Final Four: No. 4 UConn runs away from No. 5 Miami, 72-59

Apr 2, 2023 - 3:56 AM
Ian Bethune/The UConn Blog




UConn men’s basketball will play for its fifth national championship on Monday night as the Huskies took down 5-seed Miami, 72-59, in another dominant performance where the walk-ons made appearances as well.

The 4-seed Huskies have won each of their five NCAA Tournament games by double figures, though this was the smallest margin of victory thus far.

Adama Sanogo (21 points, 10 rebounds) and Jordan Hawkins (13 points) were the only players in double figures for UConn, though five others pitched in for at least five points. Alex Karaban (eight points, nine rebounds) was just shy of a double-double.

After a Hawkins three opened the scoring, it was Sanogo who paced the Huskies offensively from the start. He knocked down a pair of triples in the first three minutes and then got to work in the post, finishing 9-of-11 from the field. Hawkins would score the rest of his points in the second half.

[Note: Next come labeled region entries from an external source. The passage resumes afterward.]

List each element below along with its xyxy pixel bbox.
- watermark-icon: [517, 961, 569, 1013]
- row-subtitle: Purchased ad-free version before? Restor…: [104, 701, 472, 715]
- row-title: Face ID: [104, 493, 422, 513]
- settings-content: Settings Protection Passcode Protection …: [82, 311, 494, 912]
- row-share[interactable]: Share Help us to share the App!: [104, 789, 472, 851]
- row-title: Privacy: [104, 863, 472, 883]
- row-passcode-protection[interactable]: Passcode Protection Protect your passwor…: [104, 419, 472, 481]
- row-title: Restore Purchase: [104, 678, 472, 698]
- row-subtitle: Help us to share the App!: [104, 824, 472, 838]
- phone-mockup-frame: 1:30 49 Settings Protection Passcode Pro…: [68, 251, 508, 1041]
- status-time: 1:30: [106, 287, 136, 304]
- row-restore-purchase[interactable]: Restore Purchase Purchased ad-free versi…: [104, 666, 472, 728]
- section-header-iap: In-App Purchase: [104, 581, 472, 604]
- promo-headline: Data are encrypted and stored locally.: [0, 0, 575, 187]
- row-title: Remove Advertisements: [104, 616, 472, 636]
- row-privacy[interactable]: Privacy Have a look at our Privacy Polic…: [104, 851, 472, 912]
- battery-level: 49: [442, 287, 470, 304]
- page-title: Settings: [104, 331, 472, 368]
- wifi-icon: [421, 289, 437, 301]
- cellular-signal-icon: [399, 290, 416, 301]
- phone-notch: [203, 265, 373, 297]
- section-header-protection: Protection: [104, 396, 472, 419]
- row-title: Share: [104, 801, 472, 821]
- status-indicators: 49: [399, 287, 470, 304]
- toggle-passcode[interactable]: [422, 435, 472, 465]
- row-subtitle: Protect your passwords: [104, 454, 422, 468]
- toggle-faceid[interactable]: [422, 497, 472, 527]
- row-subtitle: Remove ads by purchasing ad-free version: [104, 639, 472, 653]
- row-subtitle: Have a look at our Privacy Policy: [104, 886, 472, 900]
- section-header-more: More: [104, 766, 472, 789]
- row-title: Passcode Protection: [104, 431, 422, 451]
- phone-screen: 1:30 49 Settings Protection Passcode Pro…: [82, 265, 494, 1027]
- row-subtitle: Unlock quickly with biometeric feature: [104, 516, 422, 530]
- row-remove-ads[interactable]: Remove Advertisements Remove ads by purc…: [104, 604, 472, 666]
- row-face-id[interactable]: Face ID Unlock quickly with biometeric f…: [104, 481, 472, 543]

Miami struggled with UConn’s defense early on, as was clear with its shot selection. The Hurricanes missed their first five shots and 11 of their first 12. In the same span, UConn was 5-10 from the field, including 4-7 from beyond the arc, building a 10-point lead by the time the Hurricanes made their second field goal.

The Huskies managed to build a first-half lead despite foul trouble from Andre Jackson. The do-it-all playmaker picked up his second just 4:14 into the game and did not re-appear before the second half.

This led to an advantage for Miami on the glass and some sloppy play offensively. The Hurricanes aren’t as good on the boards, but UConn held merely a 21-19 advantage in rebounds through the first 20 minutes and was trailing in offensive boards.

This, combined with a stretch of sloppy play for the Huskies in which they shot 1-5 and suffered a rash of turnovers, helped the Hurricanes climb from down 14-4 to tied at 19-19 over a 5:25 period.

Seeing the tied score must have awoken something in Dan Hurley’s crew. The final 8:20 of the half saw just two made field goals and five points for Miami, while the Huskies mounted an 18-5 run in response capped off by a Karaban 3-pointer from the left wing to take a 37-24 advantage into the locker room.

“We needed to put more pressure on the paint. I thought we had a little bit of fool’s gold to start the game,” Dan Hurley said postgame. “We were guarding, but then we were losing our defensive intensity. Some of that had to do with Andre missing pretty much the whole first half.”

With Jackson back on the floor, UConn continued to pull away in the second half. The junior threaded the needle to Sanogo to begin the scoring. Just 3:24 in, a 9-2 run had the Huskies up 20.

However, as the Hurricanes did against Texas in the Elite Eight, they kept fighting. They had a 7-0 burst over 47 seconds in which UConn had two straight live-ball turnovers, and an Isaiah Wong 3-pointer from the wing pushed the advantage down to eight. After shooting 9-36 from the field in the first half and 1-5 to start the second, they caught fire, converting on seven straight. This shrunk the UConn advantage to eight.

However, unlike Texas, the Huskies responded in kind. A 7-0 run of their own, over three minutes, brought the lead back to 15, capped off with a bucket from Nahiem Alleyne, who finished with eight rebounds and three assists.

Andre Jackson had the dagger, catching an alley-oop from Tristen Newton to put the Huskies up 14 with under four minutes to go. By the end, the walk-ons were in. It was the Hurricanes’ lowest point total of the season.

After a long, strange journey, UConn will play in the last game of the season. The Huskies face San Diego State in the national championship game in NRG Stadium, tip-off will be on CBS at 9:20 p.m. on Monday.